Miami is also a city that has no capacity for reflection or to absorb the lessons of the past. Like Bernie Madoff or R. Allen Stanford, there is almost a swindler's pathology in Miami to deny motives and to shift facts.

The best examples derive from the ones that benefited the FIU elite who profited first from the housing boom then crash; the worst economic reversal since the Great Depression. G.O.D. noted in a post yesterday, citing Florida's number 1 ranking for foreclosures in 2012. The point of that statistic: there has been no public reflection how Miami politics aligned with local business -- and leaders like those who put their name on the FIU sports stadium -- conceived and contributed to the greatest swindle of social wealth and capital in modern US history.

Mild platitudes and milk-toast encouragements for civic engagement are no substitute for studying history and putting names to its chapters. (That's something we actually do, as a civic contribution, at EOM. For free!)

It is only through an understanding of recent history and incorporating its lessons in new measures to protect the public interest -- instead of the revision that is now in vogue, through examples like former Mayor Manny Diaz redacting his role in the abyss of the housing market boom and bust -- that progress can be made. But progress won't be made, because Miami's narrow parochial interests are determined to rest in denial.

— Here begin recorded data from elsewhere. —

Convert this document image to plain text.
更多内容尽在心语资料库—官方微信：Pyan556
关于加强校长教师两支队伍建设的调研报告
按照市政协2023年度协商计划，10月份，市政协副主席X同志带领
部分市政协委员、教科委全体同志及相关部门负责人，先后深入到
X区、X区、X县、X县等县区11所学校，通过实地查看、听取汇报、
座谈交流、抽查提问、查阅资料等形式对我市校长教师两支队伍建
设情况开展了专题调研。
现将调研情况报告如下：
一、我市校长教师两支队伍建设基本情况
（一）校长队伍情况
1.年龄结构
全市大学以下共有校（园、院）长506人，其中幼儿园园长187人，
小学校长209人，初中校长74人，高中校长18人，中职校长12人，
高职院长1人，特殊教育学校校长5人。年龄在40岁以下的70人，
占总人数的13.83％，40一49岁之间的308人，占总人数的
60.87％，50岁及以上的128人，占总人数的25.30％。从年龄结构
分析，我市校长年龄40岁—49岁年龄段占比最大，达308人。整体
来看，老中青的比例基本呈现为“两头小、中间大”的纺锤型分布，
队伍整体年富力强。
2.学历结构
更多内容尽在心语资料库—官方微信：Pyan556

From my point of view, it will be to another generation to do ask Madique asks, "Volunteer, give, share, vote, learn more." By insisting that attention to be paid to history, we keep the flame alive.

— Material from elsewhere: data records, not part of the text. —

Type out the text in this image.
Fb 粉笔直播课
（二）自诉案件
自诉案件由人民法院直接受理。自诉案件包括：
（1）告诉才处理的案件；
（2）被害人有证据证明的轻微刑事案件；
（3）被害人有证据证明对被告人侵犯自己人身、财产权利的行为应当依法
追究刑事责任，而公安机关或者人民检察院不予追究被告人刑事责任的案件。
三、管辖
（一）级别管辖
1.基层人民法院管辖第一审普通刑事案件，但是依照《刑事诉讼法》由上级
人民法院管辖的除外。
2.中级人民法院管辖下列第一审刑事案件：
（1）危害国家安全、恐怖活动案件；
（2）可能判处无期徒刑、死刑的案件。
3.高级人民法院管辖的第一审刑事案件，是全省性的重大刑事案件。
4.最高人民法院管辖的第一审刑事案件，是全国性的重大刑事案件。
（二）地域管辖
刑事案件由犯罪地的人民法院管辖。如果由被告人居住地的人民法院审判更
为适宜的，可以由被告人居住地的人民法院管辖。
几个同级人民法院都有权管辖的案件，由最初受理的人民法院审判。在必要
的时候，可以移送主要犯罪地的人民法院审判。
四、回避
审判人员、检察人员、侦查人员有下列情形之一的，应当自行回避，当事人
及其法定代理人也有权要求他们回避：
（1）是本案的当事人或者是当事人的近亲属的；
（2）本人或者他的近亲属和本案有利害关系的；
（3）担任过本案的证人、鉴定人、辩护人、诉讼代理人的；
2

(Along that line, I will start tomorrow by analyzing a recommendation by Miami unions to add former county commissioner Larry Hawkins to the board of the Jackson Hospital public trust. For anyone with a memory, that says it all ...)

7 comments:

Mensa said...

When I read the facts about the so called leaders in Miami I picture a city that should have gates and guards about it so that our criminals do not pollute some of our fine areas.

Anonymous said...

Can we put a 10 star barf tag on that photo alone? Just asking!

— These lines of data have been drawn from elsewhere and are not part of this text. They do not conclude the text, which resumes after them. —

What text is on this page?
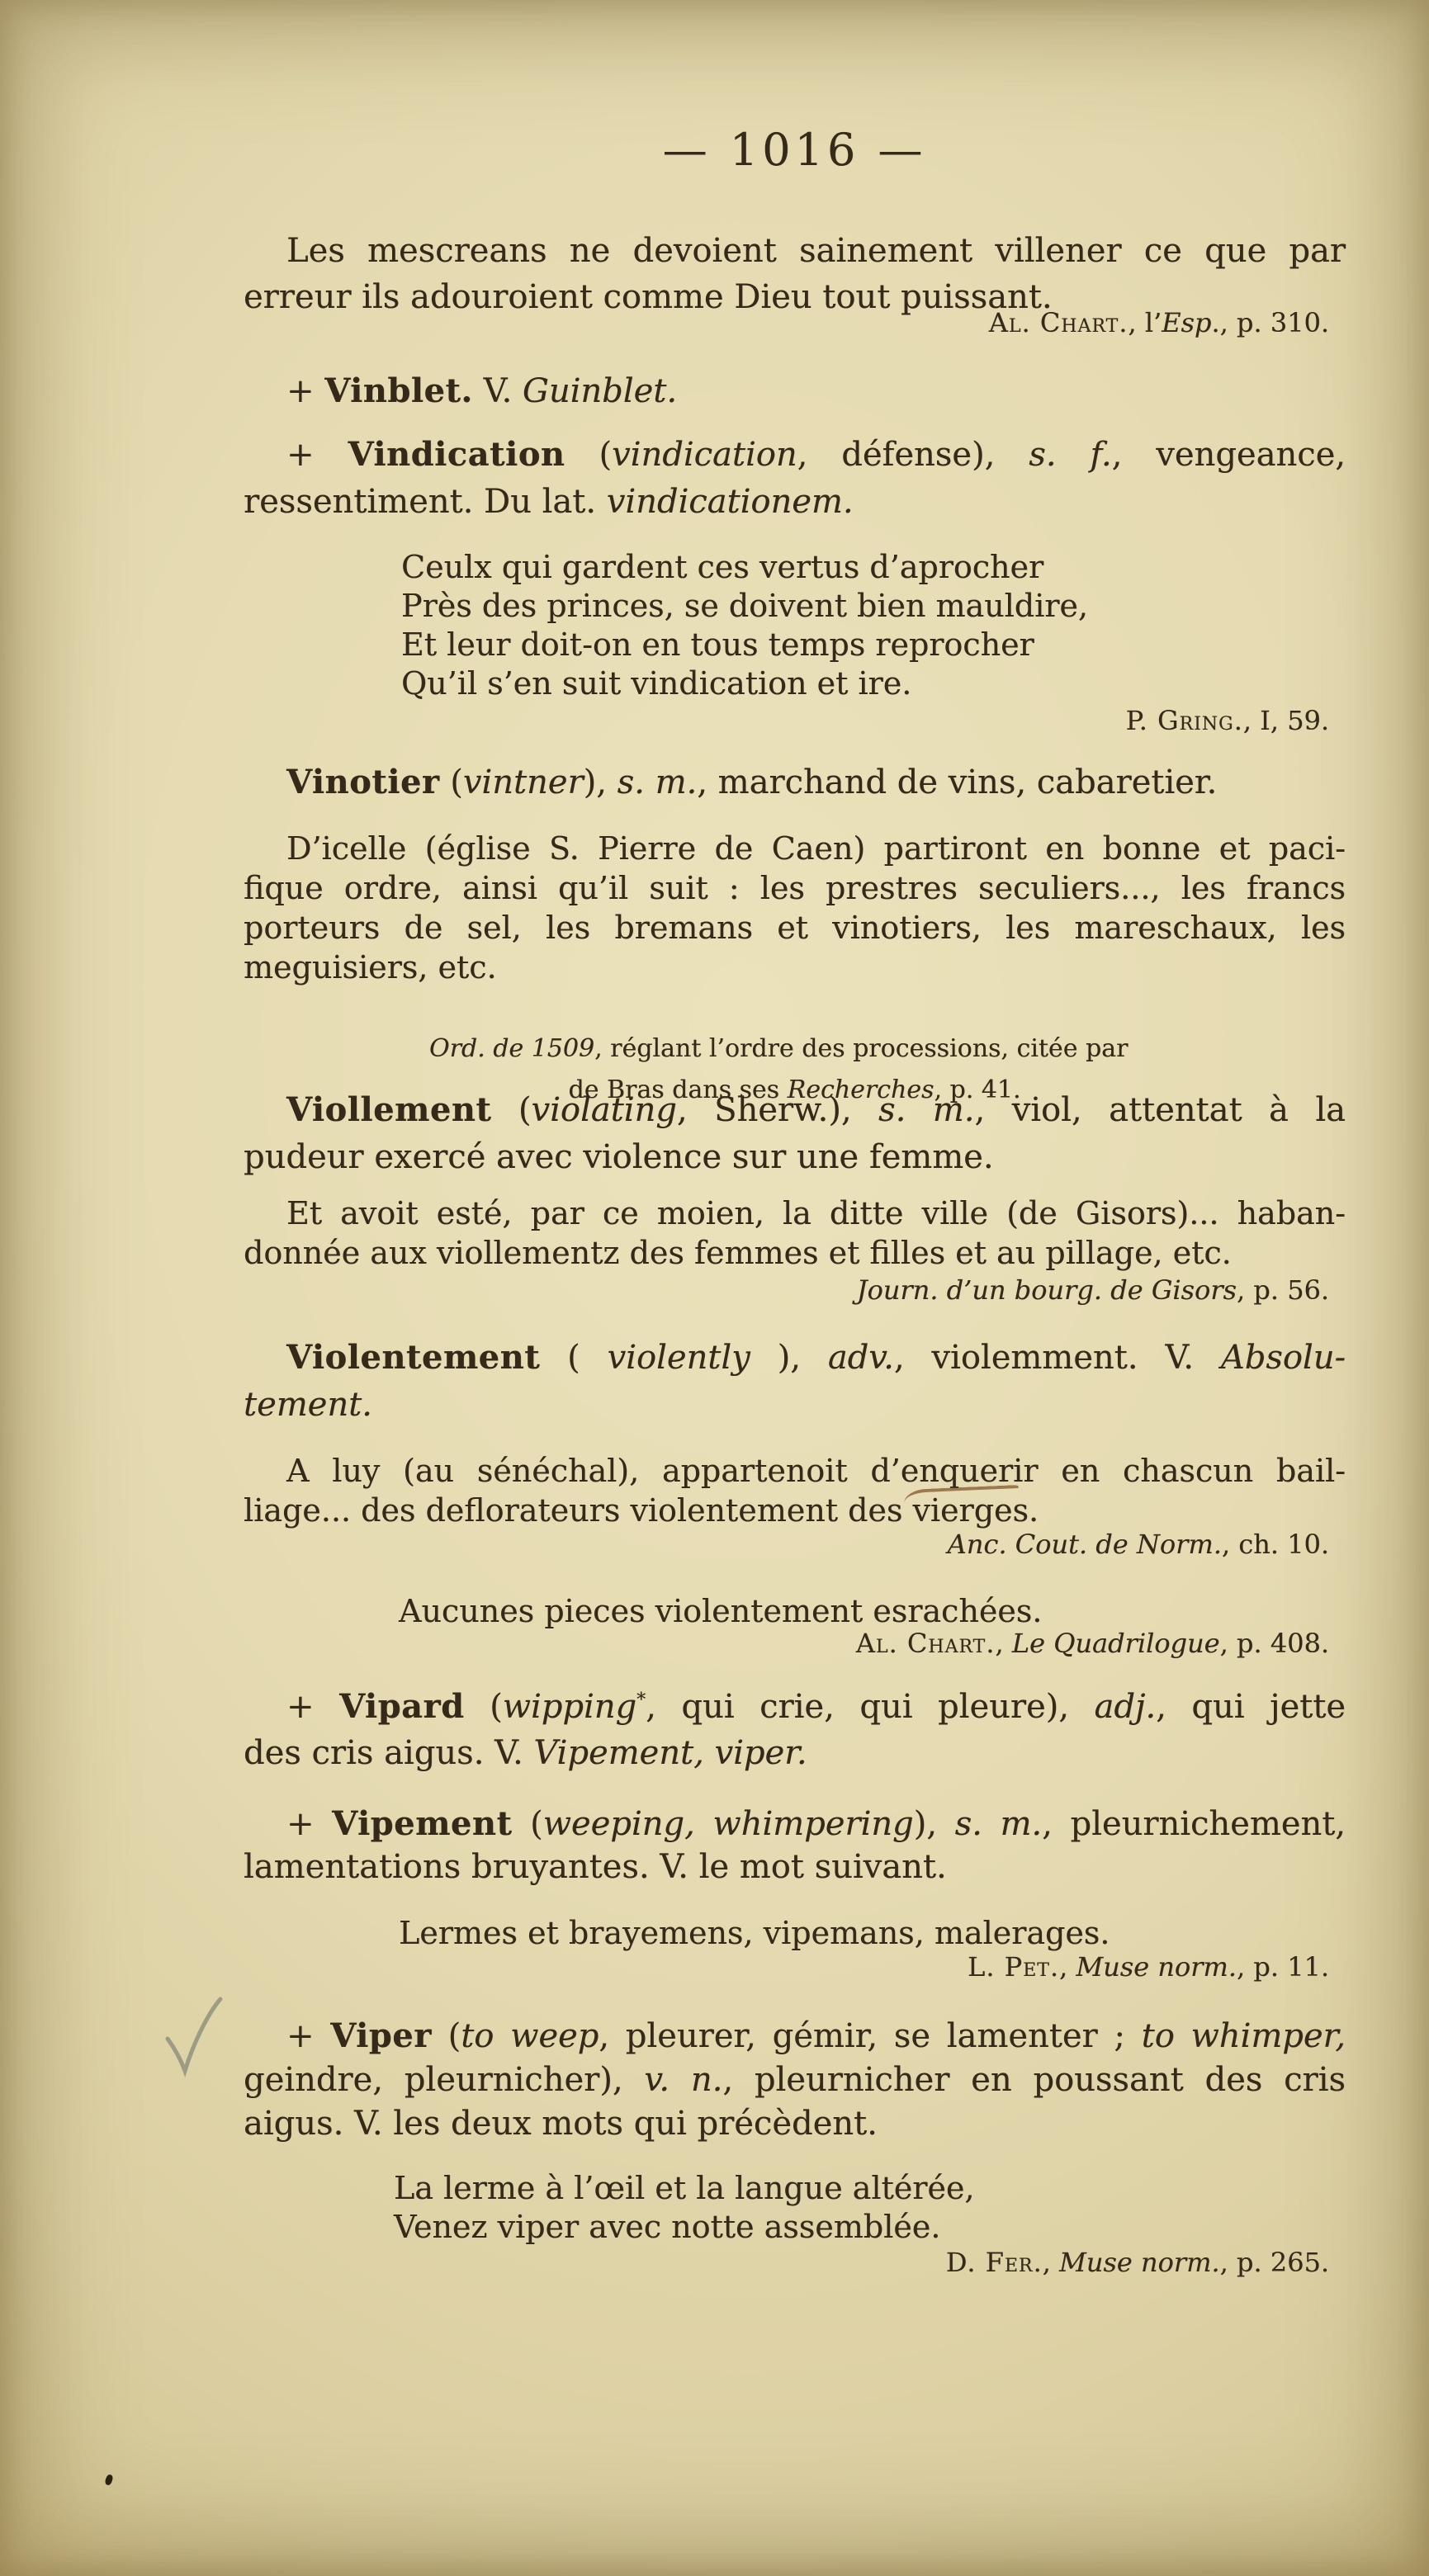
— 1016 —
Les mescreans ne devoient sainement villener ce que par
erreur ils adouroient comme Dieu tout puissant.
Al. Chart., l’Esp., p. 310.
+ Vinblet. V. Guinblet.
+ Vindication (vindication, défense), s. f., vengeance,
ressentiment. Du lat. vindicationem.
Ceulx qui gardent ces vertus d’aprocher
Près des princes, se doivent bien mauldire,
Et leur doit-on en tous temps reprocher
Qu’il s’en suit vindication et ire.
P. Gring., I, 59.
Vinotier (vintner), s. m., marchand de vins, cabaretier.
D’icelle (église S. Pierre de Caen) partiront en bonne et paci-
fique ordre, ainsi qu’il suit : les prestres seculiers..., les francs
porteurs de sel, les bremans et vinotiers, les mareschaux, les
meguisiers, etc.
Ord. de 1509, réglant l’ordre des processions, citée par
de Bras dans ses Recherches, p. 41.
Viollement (violating, Sherw.), s. m., viol, attentat à la
pudeur exercé avec violence sur une femme.
Et avoit esté, par ce moien, la ditte ville (de Gisors)... haban-
donnée aux viollementz des femmes et filles et au pillage, etc.
Journ. d’un bourg. de Gisors, p. 56.
Violentement ( violently ), adv., violemment. V. Absolu-
tement.
A luy (au sénéchal), appartenoit d’enquerir en chascun bail-
liage... des deflorateurs violentement des vierges.
Anc. Cout. de Norm., ch. 10.
Aucunes pieces violentement esrachées.
Al. Chart., Le Quadrilogue, p. 408.
+ Vipard (wipping*, qui crie, qui pleure), adj., qui jette
des cris aigus. V. Vipement, viper.
+ Vipement (weeping, whimpering), s. m., pleurnichement,
lamentations bruyantes. V. le mot suivant.
Lermes et brayemens, vipemans, malerages.
L. Pet., Muse norm., p. 11.
+ Viper (to weep, pleurer, gémir, se lamenter ; to whimper,
geindre, pleurnicher), v. n., pleurnicher en poussant des cris
aigus. V. les deux mots qui précèdent.
La lerme à l’œil et la langue altérée,
Venez viper avec notte assemblée.
D. Fer., Muse norm., p. 265.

The problem with the City & County are the elected leaders have no real Urban planning/living experience. Until we get new leaders, this current band of freaks will continue to spend our tax dollars outrageously with no vision because they have never lived in a major working City in the United States, at least for any period of time!

100Panthers said...

There is a huge national trend towards cities and urban density and away from suburban sprawl. Let's hope this trend hits Miami. Read Walkable City by Jeff Speck about what urban changes, most fairly simple and cheap, we can do to make and take Miami from the suburban sprawlers.

Anonymous said...

It was the Greater Miami Chamber of Commerce and the many lobbyists who attend every meeting who endorsed the scheme to divert over $3 Bil from the taxpayers to the Marlins. Now the same dolts are recommending giving taxpayers money to the $4.4 Billion Dollar Man Steve Ross.

Anonymous said...

Gimlet, this has been a great day for laughter. I found this highly humorous piece on EOM and the Herald published one about “building Marco Rubio’s brand”... I did comment “The brand? What brand? The water bottle brand?” In this case, I want to say that it is true that anyone can achieve greatness provided Jeb Bush falls in love with that anyone. I do realize that “the greatness” will be as important as “the brand” – which might amount to not much. LOL Still, can’t forget the day when Jeb was interviewed by one of the FOX freaks, last year, and he called Marquito Rubio a hunk. Indeed, love is blind! I wonder whether Sergio Pino agrees with him.

Anonymous said...

The Herald's well researched article made it clear that Marco Rubio is VERY ambitious and that he is raising money and spending it on many high paid staffers who are working 24/7 to create a positive image for him nationally.

Malagodi said...

Miami: Our integrity is a deep as our topsoil.